“I’m in earnest,” said Marvin, sternly. “That’s what most men would do.”

“Oh no, they wouldn’t,” said Harshaw, cavalierly.

“Why wouldn’t they?” demanded Marvin, his curiosity aroused by this strange indifference.

“Because these fellows I was hunting with will be sure to find this place, and they would know I wouldn’t go fall off a bluff of my own accord, after such a good supper as I had here, and such a good bed. They wouldn’t know I wasn’t allowed to sleep in it, though, on account of a long-jawed couple like you two.”

He looked the picture of unconcern,—as if he had not really credited their words.

“They couldn’t track ye hyar,” argued Jeb; “ground too dry in the evening fur yer critter’s huffs to make enny mark.”

“Bless your bones!” cried Harshaw, contemptuously, “I broke a path nigh a yard wide in the brush, and I blazed every oak-tree I met with my hunting-knife,—look and see how hacked it is,—and I cut my name on the first beech I came across. Think I was going to get lost in this wilderness without leaving any way for my friends to find me? They know pretty well where they left me. As soon as it’s light enough they’ll be on my track.”

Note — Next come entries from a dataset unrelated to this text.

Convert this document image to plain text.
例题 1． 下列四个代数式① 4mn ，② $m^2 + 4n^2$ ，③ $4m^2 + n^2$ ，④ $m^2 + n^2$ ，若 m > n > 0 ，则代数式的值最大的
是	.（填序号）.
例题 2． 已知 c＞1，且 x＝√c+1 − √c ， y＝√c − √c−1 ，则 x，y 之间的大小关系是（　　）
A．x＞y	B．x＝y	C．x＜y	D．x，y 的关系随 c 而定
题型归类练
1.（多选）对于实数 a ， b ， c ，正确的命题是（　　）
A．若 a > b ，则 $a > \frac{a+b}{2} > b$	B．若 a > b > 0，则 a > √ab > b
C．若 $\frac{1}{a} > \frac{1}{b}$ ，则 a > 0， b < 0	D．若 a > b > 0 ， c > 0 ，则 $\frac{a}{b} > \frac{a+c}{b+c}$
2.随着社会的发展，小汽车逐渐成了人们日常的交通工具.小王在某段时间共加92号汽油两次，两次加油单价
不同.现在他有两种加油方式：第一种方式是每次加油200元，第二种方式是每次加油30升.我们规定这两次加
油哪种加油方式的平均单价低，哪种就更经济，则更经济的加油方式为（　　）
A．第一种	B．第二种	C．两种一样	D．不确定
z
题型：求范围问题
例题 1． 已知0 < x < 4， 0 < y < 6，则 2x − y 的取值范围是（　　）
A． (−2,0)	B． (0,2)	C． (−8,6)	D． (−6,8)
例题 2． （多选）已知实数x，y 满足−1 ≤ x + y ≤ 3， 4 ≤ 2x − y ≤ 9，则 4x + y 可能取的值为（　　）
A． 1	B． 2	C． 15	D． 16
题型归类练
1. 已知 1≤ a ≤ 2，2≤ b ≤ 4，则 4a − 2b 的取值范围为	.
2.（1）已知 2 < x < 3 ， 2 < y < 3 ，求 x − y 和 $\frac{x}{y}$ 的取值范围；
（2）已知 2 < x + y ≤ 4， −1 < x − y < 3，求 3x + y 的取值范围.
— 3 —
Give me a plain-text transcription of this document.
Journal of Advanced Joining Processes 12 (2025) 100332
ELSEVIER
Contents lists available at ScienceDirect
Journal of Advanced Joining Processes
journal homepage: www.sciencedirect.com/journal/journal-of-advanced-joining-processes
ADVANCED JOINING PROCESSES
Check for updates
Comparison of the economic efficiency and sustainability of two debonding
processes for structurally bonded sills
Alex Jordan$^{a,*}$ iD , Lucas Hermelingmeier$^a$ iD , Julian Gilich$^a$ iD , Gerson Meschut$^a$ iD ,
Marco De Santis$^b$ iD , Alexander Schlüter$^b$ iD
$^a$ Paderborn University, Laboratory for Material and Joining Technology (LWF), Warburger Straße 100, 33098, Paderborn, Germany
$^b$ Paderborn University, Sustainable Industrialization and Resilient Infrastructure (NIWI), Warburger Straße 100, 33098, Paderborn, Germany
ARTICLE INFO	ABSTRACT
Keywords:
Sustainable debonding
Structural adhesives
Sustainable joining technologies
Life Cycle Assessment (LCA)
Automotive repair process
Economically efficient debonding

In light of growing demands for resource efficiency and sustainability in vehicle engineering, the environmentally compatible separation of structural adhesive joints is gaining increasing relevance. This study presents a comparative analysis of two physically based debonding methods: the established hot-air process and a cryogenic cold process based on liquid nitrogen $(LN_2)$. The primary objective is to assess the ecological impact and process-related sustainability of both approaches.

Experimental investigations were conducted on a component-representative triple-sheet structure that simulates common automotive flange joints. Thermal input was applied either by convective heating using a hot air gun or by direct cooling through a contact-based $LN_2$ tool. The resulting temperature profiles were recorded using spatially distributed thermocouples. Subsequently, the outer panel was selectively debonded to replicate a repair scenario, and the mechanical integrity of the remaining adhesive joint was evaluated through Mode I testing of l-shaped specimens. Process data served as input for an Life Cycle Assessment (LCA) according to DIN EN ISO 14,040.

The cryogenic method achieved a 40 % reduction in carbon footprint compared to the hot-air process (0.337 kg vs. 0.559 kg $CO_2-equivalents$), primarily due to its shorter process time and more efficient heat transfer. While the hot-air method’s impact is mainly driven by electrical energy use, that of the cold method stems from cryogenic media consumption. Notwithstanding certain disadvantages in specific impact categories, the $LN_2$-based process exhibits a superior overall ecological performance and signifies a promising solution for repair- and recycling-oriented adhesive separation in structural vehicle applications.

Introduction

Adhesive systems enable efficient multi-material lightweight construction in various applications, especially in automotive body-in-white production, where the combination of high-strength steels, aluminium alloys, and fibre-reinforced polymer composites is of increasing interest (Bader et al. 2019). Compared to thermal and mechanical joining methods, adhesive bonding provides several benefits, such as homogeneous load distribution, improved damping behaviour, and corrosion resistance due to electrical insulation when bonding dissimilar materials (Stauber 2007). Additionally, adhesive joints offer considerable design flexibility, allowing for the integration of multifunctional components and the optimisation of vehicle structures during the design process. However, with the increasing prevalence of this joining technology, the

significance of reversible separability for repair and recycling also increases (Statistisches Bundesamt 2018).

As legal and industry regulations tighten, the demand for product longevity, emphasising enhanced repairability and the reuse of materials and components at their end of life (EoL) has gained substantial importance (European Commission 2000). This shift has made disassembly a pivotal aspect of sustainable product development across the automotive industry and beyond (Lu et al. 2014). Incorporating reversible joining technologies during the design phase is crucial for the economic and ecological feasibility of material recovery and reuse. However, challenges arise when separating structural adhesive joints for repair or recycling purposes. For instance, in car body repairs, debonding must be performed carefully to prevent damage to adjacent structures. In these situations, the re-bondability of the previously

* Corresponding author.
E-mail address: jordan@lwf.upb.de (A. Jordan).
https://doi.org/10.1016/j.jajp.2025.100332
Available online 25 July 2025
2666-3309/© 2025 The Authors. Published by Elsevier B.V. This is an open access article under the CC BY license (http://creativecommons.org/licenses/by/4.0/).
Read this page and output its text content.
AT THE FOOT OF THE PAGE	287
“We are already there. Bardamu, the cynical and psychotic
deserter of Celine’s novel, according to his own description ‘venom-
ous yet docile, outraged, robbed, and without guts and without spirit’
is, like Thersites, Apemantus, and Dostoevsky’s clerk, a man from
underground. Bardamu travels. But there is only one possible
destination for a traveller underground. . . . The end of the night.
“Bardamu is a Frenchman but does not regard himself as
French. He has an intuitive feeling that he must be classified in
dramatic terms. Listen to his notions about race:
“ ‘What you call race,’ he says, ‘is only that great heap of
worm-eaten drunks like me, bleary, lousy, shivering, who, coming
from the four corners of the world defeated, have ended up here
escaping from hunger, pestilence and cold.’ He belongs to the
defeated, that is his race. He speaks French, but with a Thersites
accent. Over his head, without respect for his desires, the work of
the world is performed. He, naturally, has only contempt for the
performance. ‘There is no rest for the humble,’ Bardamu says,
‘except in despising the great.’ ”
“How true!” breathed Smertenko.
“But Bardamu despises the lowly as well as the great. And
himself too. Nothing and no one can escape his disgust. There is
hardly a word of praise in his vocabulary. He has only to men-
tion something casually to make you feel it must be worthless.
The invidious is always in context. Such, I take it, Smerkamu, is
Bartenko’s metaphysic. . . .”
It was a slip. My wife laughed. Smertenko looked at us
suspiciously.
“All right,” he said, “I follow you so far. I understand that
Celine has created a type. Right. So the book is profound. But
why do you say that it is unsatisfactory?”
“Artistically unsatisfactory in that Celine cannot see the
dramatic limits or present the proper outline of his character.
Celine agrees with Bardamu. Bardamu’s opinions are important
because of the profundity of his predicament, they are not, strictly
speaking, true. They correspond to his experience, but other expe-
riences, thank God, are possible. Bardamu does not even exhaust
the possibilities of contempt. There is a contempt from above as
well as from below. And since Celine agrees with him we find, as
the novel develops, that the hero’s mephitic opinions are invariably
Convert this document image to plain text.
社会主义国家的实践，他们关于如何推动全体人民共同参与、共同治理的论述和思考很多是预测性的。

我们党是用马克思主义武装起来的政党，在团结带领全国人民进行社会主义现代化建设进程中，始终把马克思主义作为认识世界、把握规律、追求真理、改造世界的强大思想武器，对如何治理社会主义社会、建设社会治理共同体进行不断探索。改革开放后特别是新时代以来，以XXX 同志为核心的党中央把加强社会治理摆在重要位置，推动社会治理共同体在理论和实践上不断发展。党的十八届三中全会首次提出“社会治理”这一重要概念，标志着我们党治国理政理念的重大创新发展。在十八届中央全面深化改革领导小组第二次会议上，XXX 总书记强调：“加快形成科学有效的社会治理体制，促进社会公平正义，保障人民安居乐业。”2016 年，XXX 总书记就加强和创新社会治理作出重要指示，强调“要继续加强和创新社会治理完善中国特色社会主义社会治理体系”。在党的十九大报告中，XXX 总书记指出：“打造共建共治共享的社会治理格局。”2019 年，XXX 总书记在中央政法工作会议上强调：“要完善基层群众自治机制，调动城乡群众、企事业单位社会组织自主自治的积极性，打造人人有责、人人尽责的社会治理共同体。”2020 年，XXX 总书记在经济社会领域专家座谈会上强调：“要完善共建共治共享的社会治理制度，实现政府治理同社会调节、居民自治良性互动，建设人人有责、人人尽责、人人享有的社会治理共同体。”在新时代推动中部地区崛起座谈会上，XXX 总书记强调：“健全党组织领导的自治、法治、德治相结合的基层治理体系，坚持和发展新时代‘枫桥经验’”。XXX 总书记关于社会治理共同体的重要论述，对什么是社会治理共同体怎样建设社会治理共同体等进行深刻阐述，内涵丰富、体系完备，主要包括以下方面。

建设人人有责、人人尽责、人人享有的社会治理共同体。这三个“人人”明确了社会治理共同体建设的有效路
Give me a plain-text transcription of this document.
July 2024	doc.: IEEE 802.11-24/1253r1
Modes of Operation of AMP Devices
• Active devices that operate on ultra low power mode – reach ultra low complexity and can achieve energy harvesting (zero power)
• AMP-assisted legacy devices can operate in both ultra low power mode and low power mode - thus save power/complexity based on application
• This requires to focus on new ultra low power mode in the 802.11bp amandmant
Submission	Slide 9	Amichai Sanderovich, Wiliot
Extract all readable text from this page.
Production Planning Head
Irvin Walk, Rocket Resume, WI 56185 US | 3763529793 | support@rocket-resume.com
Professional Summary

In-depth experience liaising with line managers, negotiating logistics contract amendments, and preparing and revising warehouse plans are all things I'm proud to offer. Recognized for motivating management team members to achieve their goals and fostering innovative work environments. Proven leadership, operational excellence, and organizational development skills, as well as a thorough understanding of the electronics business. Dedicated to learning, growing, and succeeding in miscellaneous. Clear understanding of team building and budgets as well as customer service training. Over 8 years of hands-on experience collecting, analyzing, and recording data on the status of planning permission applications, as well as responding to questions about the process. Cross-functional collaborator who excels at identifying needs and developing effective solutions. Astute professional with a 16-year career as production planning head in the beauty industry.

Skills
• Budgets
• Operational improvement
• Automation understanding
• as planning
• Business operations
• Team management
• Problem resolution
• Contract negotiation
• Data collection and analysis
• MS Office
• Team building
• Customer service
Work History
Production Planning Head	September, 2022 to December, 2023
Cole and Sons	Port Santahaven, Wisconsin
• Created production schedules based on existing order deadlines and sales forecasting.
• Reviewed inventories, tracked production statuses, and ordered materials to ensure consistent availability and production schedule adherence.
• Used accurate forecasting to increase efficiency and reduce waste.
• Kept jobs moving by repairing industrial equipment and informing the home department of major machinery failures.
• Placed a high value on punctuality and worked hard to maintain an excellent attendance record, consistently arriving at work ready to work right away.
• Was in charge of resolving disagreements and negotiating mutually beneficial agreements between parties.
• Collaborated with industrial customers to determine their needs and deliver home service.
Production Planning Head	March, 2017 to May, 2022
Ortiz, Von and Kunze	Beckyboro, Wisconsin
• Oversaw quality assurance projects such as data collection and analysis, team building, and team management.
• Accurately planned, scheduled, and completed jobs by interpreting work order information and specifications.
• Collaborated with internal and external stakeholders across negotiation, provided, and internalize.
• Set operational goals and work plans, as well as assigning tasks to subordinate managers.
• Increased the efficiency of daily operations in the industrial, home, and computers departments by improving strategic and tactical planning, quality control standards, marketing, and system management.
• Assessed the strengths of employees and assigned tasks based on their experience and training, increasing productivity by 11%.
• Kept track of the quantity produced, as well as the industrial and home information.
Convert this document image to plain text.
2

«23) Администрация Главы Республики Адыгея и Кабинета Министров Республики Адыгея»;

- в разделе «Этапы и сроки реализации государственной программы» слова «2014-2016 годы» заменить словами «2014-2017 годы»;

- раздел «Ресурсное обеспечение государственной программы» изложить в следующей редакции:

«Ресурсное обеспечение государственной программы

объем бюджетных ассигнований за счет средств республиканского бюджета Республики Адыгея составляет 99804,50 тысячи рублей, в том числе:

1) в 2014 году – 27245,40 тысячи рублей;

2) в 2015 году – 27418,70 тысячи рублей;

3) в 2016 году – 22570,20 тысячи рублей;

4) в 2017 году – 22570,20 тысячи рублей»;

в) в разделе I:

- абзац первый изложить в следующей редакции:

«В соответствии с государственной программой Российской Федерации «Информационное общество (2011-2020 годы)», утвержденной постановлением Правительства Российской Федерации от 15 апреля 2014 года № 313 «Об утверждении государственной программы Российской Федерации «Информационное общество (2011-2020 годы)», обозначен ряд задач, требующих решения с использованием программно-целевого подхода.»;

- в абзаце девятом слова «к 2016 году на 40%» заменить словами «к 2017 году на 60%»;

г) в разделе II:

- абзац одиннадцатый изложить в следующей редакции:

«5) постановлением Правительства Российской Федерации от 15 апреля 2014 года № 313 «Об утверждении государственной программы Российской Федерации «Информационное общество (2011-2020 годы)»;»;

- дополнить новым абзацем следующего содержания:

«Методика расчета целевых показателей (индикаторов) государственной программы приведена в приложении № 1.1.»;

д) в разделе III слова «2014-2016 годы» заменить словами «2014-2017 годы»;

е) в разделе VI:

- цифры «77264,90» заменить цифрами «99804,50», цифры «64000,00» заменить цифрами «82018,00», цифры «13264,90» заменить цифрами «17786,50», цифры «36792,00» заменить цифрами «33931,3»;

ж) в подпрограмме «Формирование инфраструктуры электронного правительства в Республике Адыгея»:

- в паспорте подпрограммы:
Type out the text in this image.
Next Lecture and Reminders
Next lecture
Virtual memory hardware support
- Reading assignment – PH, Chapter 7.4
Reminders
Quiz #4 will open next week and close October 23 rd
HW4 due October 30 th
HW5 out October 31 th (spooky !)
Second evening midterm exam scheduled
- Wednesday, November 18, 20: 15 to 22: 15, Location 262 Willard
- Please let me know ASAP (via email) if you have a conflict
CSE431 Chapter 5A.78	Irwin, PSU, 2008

He lied seldom, but with startling effect. The verisimilitude of his invention, which had flashed upon him at the last moment, carried conviction. The other two men looked at each other in consternation.

This they thought was the secret of his ease of mind. This was the reason that he was willing to abide with them as long as they listed. These mysterious friends, these lurking hunters, might materialize at any moment when day should fairly dawn. The moonshiners asked with eager curiosity the names of the party. Marvin knew none of them, for it was a new region to him, and his vocation restricted his social opportunities. He had sprung up from the bed, and stood holding his ragged beard with one hand, and gazing with perplexed eyes at the recumbent lawyer. The frightful deed that he and his confederates had contemplated, that had seemed their only safe recourse,—to fling the intruder over a precipice, and to leave his mare grazing near, as if in his search he had fallen,—had a predestined discovery through the craft of the man who had marked the devious trail of his footsteps to their door. The moonshiner trembled, as he stood so near this pitfall into which he had almost stumbled.